Polizza vita

Polizza di assicurazione sulla vita

Assicurazione sulla vita propria o di un terzo

La polizza di assicurazione vita può essere stipulata sulla vita propria o su quella di un terzo.

L'assicurazione contratta per il caso di morte di un terzo non è valida se questi o il suo legale rappresentante non dà il consenso alla conclusione del contratto. Il consenso deve essee provato per iscritto.

Assicurazione a favore di un terzo

E' valida l'assicurazione sulla vita a favore di un terzo.

La designazione del beneficiario può essere fatta nel contratto di assicurazione, o con successiva dichiarazione scritta comunicata all'assicuratore, o per testamento; essa è efficace anche se il beneficiario è determinato solo genericamente. Equivale a designazione l'attribuzione della somma assicurata fatta nel testamento a favore di una determinata persona.

Per effetto delle designazioni il terzo acquista un diritto proprio ai vantaggi dell'assicurazione.

Revoca del beneficio

La designazione del beneficiario è revocabile con le forme le quali può essere fatta a norma dell' articolo precedente. La revoca non può tuttavia farsi degli eredi dopo la morte delcontraente, nè dopo che, verificatosi l'evento, il beneficiario ha dichiarato di voler profittare del beneficio.

Se il contraente ha rinunziato per iscritto al potere di evoca, questa non ha effetto dopo che il beneficiario ha dichiarato al contraente di voler profittae del beneficio. La rinuncia del contraente e la dichiarazione del beneficiario devono essere comunicate per iscritto all'assicuratore.

Decadenza dal beneficio

La designazione del beneficiario, anche se irrevocabile, non ha effetto qualora il beneficiario attenti alla vita dell' assicurato.

Se la designazione è irrevocabile ed è stata fatta a titolo di liberalità, essa uò essere revocata nei casi previsti dall' articolo 800 del C.C..

Diritto dei creditori e degli eredi

Le somme dovute dal' assicuratore al contraente o al beneficiario non possono essere sottoposte ad azioni esecutive o cautelari.

Sono salve, rispetto ai premi pagati, le disposizioni relative alla revocazione degli atti compiuti in pregiudizio dei creditori e quelle relative alla collocazione, all' imputazione e alla riduzione delle donazioni.

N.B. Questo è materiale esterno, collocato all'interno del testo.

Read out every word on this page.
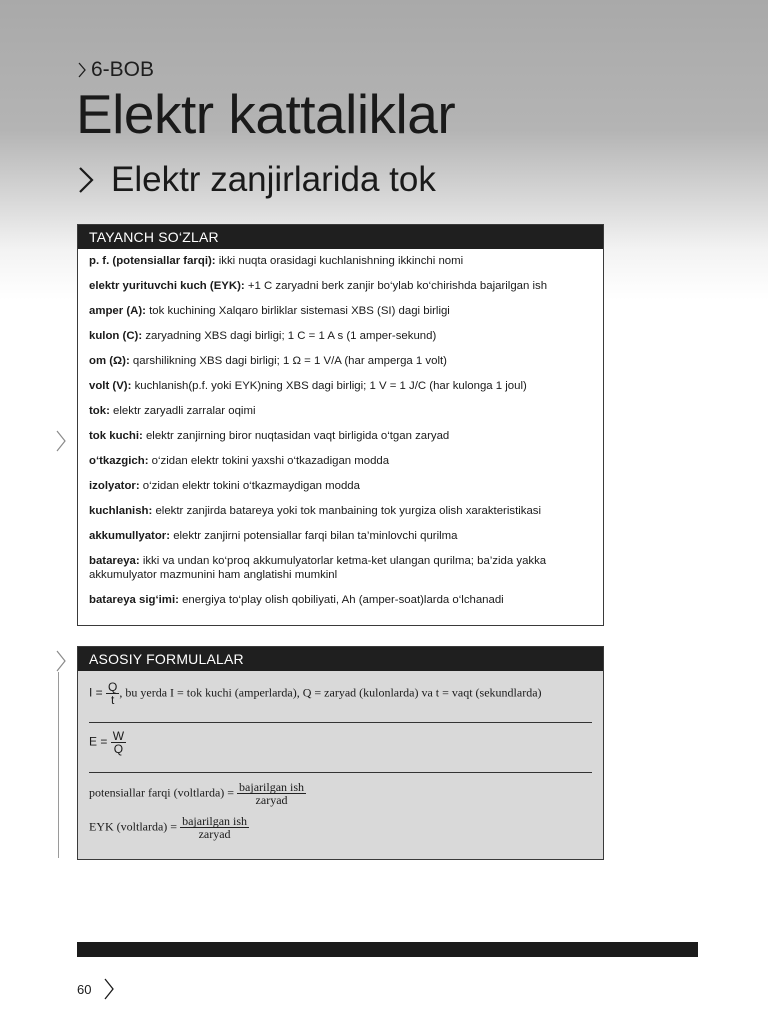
6-BOB
Elektr kattaliklar
Elektr zanjirlarida tok
TAYANCH SO‘ZLAR

p. f. (potensiallar farqi): ikki nuqta orasidagi kuchlanishning ikkinchi nomi

elektr yurituvchi kuch (EYK): +1 C zaryadni berk zanjir bo‘ylab ko‘chirishda bajarilgan ish

amper (A): tok kuchining Xalqaro birliklar sistemasi XBS (SI) dagi birligi

kulon (C): zaryadning XBS dagi birligi; 1 C = 1 A s (1 amper-sekund)

om (Ω): qarshilikning XBS dagi birligi; 1 Ω = 1 V/A (har amperga 1 volt)

volt (V): kuchlanish(p.f. yoki EYK)ning XBS dagi birligi; 1 V = 1 J/C (har kulonga 1 joul)

tok: elektr zaryadli zarralar oqimi

tok kuchi: elektr zanjirning biror nuqtasidan vaqt birligida o‘tgan zaryad

o‘tkazgich: o‘zidan elektr tokini yaxshi o‘tkazadigan modda

izolyator: o‘zidan elektr tokini o‘tkazmaydigan modda

kuchlanish: elektr zanjirda batareya yoki tok manbaining tok yurgiza olish xarakteristikasi

akkumullyator: elektr zanjirni potensiallar farqi bilan ta’minlovchi qurilma

batareya: ikki va undan ko‘proq akkumulyatorlar ketma-ket ulangan qurilma; ba’zida yakka akkumulyator mazmunini ham anglatishi mumkinl

batareya sig‘imi: energiya to‘play olish qobiliyati, Ah (amper-soat)larda o‘lchanadi

ASOSIY FORMULALAR
$I = \frac{Q}{t}$ , bu yerda I = tok kuchi (amperlarda), Q = zaryad (kulonlarda) va t = vaqt (sekundlarda)
$E = \frac{W}{Q}$
potensiallar farqi (voltlarda) = $\frac{\text{bajarilgan ish}}{\text{zaryad}}$
EYK (voltlarda) = $\frac{\text{bajarilgan ish}}{\text{zaryad}}$
60
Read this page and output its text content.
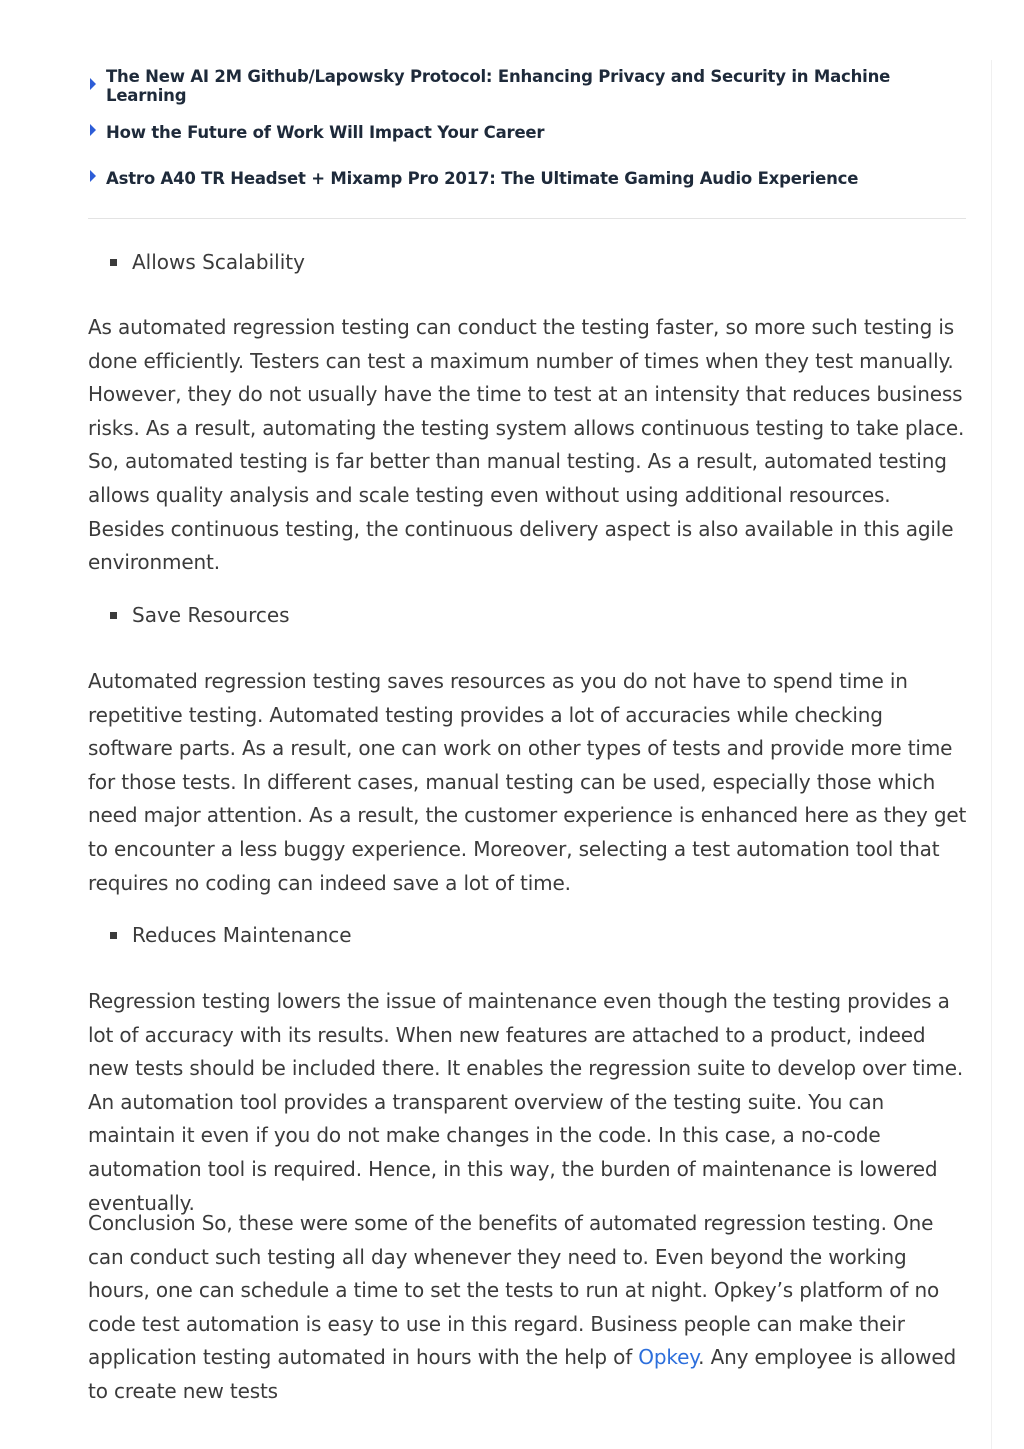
The New AI 2M Github/Lapowsky Protocol: Enhancing Privacy and Security in Machine Learning
How the Future of Work Will Impact Your Career
Astro A40 TR Headset + Mixamp Pro 2017: The Ultimate Gaming Audio Experience
Allows Scalability

As automated regression testing can conduct the testing faster, so more such testing is done efficiently. Testers can test a maximum number of times when they test manually. However, they do not usually have the time to test at an intensity that reduces business risks. As a result, automating the testing system allows continuous testing to take place. So, automated testing is far better than manual testing. As a result, automated testing allows quality analysis and scale testing even without using additional resources. Besides continuous testing, the continuous delivery aspect is also available in this agile environment.

Save Resources

Automated regression testing saves resources as you do not have to spend time in repetitive testing. Automated testing provides a lot of accuracies while checking software parts. As a result, one can work on other types of tests and provide more time for those tests. In different cases, manual testing can be used, especially those which need major attention. As a result, the customer experience is enhanced here as they get to encounter a less buggy experience. Moreover, selecting a test automation tool that requires no coding can indeed save a lot of time.

Reduces Maintenance

Regression testing lowers the issue of maintenance even though the testing provides a lot of accuracy with its results. When new features are attached to a product, indeed new tests should be included there. It enables the regression suite to develop over time. An automation tool provides a transparent overview of the testing suite. You can maintain it even if you do not make changes in the code. In this case, a no-code automation tool is required. Hence, in this way, the burden of maintenance is lowered eventually.

Conclusion So, these were some of the benefits of automated regression testing. One can conduct such testing all day whenever they need to. Even beyond the working hours, one can schedule a time to set the tests to run at night. Opkey’s platform of no code test automation is easy to use in this regard. Business people can make their application testing automated in hours with the help of Opkey. Any employee is allowed to create new tests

Mancato pagamento dei premi

Se il contraente non paga il premio relativo al primo anno, l'assicuratore può agire per l'esecuzione del contratto nel termine di sei mesi dal giorno in cui il premio è scaduto. La disposizione si applica anche se il premio è ripartito in più rate, fermo restando il disposto dei primi due commi dell' articolo 1901; in tal caso il termine decorre dalla scadenza delle singole rate.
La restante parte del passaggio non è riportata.